WHO’s proposal for HIV antiretroviral treatment will be presented at the upcoming International AIDS Conference (July 22 – 27 in Washington, D.C.), the biennial meeting of more than 25,000 delegates that brings together HIV professionals and global and community leaders. The WHO proposal supports approaches that British Columbia has implemented as part of the province’s successful Treatment as Prevention strategy.

Treatment as Prevention, pioneered by the BC-CfE, involves widespread HIV testing and provision of anti-HIV drugs known as highly active antiretroviral therapy (HAART) to people with HIV. The BC-CfE has demonstrated the benefits of engaging HIV-positive individuals earlier into care and onto HAART treatment: it reduces the level of HIV in the blood to undetectable levels, improving the health of people with HIV, and decreases the level of HIV in sexual fluids to undetectable levels, reducing the likelihood of HIV transmission. Treatment as Prevention has helped AIDS cases and deaths among HIV-infected British Columbians reach an AIDS-era low, falling from approximately 900 new HIV diagnoses per year in the mid-1990’s to 289 in 2011.

“Every year, more than a million more people in low- and middle- income countries start taking antiretroviral drugs,” said Dr Margaret Chan, Director-General, WHO, in a press release. “But for every person who starts treatment, another two are newly infected. Further scale-up and strategic use of the medicines could radically change this. We now have evidence that the same medicines we use to save lives and keep people healthy can also stop people from transmitting the virus and reduce the chance they will pass it to another person.”

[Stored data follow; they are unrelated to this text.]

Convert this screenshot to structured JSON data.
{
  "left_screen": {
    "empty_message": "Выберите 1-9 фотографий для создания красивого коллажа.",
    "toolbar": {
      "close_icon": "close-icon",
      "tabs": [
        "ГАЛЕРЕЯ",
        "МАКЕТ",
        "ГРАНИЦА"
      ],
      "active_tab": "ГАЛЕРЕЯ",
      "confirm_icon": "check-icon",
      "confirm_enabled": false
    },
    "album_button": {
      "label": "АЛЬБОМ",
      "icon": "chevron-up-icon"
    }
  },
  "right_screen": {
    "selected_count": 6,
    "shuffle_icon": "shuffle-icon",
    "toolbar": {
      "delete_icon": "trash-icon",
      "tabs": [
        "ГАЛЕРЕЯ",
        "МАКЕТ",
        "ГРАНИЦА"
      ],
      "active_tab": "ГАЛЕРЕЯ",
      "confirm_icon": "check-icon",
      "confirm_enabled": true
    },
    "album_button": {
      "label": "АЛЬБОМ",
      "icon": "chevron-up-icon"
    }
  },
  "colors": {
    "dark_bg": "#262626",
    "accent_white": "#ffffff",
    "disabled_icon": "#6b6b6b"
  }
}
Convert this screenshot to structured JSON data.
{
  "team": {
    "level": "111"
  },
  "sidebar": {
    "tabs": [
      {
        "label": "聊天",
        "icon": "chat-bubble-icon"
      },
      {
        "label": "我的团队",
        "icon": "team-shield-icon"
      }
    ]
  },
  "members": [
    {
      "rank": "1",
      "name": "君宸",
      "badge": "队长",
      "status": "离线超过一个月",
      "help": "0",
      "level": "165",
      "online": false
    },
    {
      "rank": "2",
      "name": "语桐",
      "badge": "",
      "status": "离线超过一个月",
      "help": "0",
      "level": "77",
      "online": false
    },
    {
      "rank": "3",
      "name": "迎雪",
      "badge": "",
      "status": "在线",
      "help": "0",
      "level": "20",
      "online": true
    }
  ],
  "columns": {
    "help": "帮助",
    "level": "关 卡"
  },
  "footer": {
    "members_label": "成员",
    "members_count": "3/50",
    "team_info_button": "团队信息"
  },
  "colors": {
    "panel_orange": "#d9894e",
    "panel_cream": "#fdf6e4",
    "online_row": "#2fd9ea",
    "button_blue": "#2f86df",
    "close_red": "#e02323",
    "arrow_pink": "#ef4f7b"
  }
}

WHO’s advice for the more strategic use of antiretrovirals includes providing ARVs to people living with HIV who have HIV-negative partners, pregnant women and high-risk populations, regardless of their immune status. Expanding access through Treatment as Prevention strategies would increase the number of people eligible for treatment in low- and middle-income countries from 15 million today to 23 million.

Over the next 12 months, WHO will compile a new, consolidated set of recommendations related to the use of ARVs for both HIV treatment and prevention. The document will provide countries with clinical, programmatic and operational guidance so they can make the most effective and strategic use of ARVs.